One man, one vote.: But how those votes are counted can lead to some surprisingly complex mathematics.Courtesy Theresa Thompson
Winston Churchill once quipped, "democracy is the worst form of government, except for all the others." Though said tongue-in-cheek, a recent article in New Scientist shows that, mathematically at least, Winnie was on to something.
Every election has winners and losers. Different countries have different systems for determining the winners, and dealing with the losers. And, it turns out, each of those systems has mathematical quirks which prevent the results from perfectly matching the will of the people.

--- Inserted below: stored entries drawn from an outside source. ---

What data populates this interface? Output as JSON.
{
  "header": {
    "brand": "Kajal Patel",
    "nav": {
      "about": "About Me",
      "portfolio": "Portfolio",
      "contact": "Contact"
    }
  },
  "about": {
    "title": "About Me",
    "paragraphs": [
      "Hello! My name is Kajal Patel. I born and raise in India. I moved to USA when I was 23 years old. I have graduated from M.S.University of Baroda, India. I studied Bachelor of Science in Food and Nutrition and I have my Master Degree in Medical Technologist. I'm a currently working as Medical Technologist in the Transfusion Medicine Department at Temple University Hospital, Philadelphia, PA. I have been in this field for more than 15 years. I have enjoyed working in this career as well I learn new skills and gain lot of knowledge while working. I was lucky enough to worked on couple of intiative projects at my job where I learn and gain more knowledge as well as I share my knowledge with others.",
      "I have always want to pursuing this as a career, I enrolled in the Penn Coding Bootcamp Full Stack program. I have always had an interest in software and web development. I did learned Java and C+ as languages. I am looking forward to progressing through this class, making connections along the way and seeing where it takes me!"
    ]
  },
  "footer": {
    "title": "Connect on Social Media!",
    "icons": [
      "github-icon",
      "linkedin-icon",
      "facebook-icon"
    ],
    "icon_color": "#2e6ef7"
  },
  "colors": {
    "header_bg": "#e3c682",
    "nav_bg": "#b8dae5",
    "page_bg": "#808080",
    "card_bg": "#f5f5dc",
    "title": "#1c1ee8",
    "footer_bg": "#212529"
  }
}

- The "winner-take-all" system used in America is certainly very simple and straight-forward. The problem is, the thousands--or even millions--of people who voted for the losing candidate end up with no elected official representing their views. (In the recent British elections, the Liberal Democratic party won 23% of all individual votes cast, but ended up with less than 9% of the seats in Parliament.) And in a race with three or more candidates, you can get a winner who carries less than 50% of the vote.
- Some countries get around this by using "proportional representation:" they count votes cast for each political party, rather than for individual candidates, and divvy up the legislature that way. The voters' voice is fairly represented. But if one party controls more than half the seats, it can effectively shut the minor parties out. And if no party has a majority, they end up sharing power in ways that do not reflect their numbers. (Again, the British elections are a good example. The leading Conservative Party won 37% of the vote and 47% of the seats--not quite enough for a majority. They may form an alliance with the Liberal Democrats. The two parties would share power 50%-50%--quite a boon for the LibDems, who control only 9% of the seats!)
- A few countries have tried "ordered voting," in which voters rank all candidates in order of preference, and then conducting run-offs until someone gets 50% of the vote. But this can lead to a strange situation where nobody wins!
- And dividing the electorate into districts can shift power in unexpected ways. (We had a Buzz exhibit last year explaining how the Electoral College redistributes power.)
In 1963, American economist Kenneth Arrow considered all these quirks and tried to describe the perfect voting system. He then proved that it was mathematically impossible. (Of course, this assumes the system he described really is perfect--I'm not so sure.)
It seems to me, though, that the problem isn't with democracy, but rather with representative democracy. The people of Minnesota elect only one governor, only one senator (at a time). And there's no way one person is going to perfectly reflect public opinion--be 53% in favor of issue A and 61% opposed to issue B. And even if they were, they still have to make a series of yes-or-no decisions, and be either 100% for 100% against any given bill.
The only way to have a perfect democracy is to have everybody vote on every issue, a system that would be far too cumbersome to work. Churchill was right: democracy is messy, but it's the best thing we've got.